PALANGKA RAYA-Menyambut tahun baru Cina atau Imlek 2576 Kongzili pada 29 Januari mendatang, di Vihara Avalokitesvara, Jalan Tjilik Riwut Km 9,5, Kota Palangka Raya digelar tradisi sakral memandikan 13 rupang (patung), Minggu pagi (19/1/2025).

Ini merupakan agenda tahunan yang penuh makna, melambangkan pembersihan diri dari pikiran, ucapan, dan perbuatan buruk.

Penjaga Vihara Avalokitesvara, Franky Christanto, mengatakan tradisi ini dilakukan untuk menyambut Imlek sesuai tradisi Tionghoa, dengan tujuan agar segala sesuatu terasa baru.

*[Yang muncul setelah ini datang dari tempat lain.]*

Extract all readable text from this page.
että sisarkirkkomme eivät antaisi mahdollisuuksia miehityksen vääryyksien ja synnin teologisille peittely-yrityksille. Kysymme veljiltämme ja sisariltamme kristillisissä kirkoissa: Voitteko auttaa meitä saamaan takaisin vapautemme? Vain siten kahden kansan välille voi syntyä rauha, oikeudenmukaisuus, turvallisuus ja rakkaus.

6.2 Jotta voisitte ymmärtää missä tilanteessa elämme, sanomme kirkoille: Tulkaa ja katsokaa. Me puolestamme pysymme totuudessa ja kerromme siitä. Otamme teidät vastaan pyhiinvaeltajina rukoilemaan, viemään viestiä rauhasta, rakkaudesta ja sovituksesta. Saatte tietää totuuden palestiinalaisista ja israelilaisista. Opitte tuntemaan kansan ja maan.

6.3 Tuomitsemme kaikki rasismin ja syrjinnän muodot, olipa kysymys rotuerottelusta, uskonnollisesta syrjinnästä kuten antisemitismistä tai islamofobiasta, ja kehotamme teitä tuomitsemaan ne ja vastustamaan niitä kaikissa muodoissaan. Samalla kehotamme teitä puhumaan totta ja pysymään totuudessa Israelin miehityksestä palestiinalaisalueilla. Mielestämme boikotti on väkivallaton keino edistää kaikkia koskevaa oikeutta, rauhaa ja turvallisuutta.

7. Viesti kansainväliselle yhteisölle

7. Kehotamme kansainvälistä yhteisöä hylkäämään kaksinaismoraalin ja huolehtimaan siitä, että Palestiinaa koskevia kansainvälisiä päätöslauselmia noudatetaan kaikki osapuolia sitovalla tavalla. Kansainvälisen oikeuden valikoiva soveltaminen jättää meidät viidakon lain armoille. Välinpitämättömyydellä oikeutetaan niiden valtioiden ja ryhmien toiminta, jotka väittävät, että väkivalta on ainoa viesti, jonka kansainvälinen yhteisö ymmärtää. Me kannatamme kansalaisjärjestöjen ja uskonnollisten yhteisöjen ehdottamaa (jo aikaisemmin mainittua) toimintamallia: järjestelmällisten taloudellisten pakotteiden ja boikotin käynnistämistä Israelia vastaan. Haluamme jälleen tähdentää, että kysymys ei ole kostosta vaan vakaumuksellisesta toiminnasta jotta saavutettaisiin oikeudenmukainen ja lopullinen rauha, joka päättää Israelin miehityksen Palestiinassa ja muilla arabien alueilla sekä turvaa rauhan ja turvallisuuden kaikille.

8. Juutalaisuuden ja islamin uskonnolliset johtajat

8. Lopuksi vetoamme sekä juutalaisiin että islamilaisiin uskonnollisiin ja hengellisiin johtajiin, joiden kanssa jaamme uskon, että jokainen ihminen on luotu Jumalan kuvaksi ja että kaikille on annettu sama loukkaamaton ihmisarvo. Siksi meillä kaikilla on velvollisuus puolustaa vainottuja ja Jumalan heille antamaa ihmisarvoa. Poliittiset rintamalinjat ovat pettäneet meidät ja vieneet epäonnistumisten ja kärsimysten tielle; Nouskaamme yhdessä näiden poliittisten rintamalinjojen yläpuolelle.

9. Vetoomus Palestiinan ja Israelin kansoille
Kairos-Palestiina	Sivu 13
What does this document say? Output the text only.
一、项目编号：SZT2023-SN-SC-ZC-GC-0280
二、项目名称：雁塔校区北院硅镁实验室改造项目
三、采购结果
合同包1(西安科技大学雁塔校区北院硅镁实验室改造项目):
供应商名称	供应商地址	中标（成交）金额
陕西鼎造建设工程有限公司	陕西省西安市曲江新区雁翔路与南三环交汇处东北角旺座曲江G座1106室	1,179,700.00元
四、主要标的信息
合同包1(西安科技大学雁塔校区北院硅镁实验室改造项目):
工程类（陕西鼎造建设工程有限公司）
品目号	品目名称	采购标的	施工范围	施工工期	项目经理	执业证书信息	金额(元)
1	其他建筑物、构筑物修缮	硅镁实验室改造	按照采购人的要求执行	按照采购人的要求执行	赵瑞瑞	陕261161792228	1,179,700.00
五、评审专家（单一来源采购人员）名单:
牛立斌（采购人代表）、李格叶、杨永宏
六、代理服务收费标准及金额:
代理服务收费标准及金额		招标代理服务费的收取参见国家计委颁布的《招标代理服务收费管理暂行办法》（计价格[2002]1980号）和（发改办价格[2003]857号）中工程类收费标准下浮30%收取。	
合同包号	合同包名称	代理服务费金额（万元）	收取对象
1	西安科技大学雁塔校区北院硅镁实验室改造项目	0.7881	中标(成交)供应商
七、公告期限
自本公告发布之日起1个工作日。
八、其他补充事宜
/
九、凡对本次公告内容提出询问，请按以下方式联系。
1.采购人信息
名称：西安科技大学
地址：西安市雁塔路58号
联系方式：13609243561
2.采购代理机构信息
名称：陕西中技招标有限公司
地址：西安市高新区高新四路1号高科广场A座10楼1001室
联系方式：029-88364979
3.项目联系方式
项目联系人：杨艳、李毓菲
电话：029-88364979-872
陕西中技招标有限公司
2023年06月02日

Meski pemandian rupang dalam kepercayaan agama Buddha biasanya dilakukan menjelang hari raya Waisak, tetapi tradisi ini tetap dilaksanakan mengikuti penghitungan hari baik berdasarkan fengsui.

“Maknanya agar semua serba baru untuk menyambut tahun yang baru. Dalam tradisi Buddha sendiri, pembersihan seperti ini biasanya dilakukan menjelang Waisak. Namun, karena ini tradisi Tionghoa, maka dilakukan sebelum Imlek sesuai hari baik yang ditentukan oleh fengsui,” jelasnya, Minggu (19/1/2025).

Prosesi pemandian rupang dimulai dengan doa bersama untuk meminta izin dan penghormatan kepada para dewa-dewi.

Selanjutnya, satu per satu rupang, dari yang terkecil hingga terbesar, dikeluarkan dari tempatnya untuk dibersihkan menggunakan air kembang tujuh rupa yang sarat makna spiritual.

Tradisi tahunan ini mengandung makna mendalam, yakni membersihkan diri dari pikiran, ucapan, dan perbuatan buruk. Selain itu, umat Buddha juga memanfaatkan momen ini untuk introspeksi diri terhadap apa yang telah dilakukan selama setahun terakhir.

Di tempat yang sama, Inggrid Liyono, Ketua Vihara Avalokitesvara menyebut rupang pertama yang ada di vihara ini adalah Dewi Kwan Im, yang telah ada sejak tahun 1994.

Dewi Kwan Im dikenal sebagai Bodhisattva yang melambangkan kasih sayang dan belas kasih. Patung ini dianggap sebagai simbol perlindungan dari roh jahat, penyembuhan, dan pengingat bahwa semua makhluk memiliki kesamaan dalam pencapaian spiritual.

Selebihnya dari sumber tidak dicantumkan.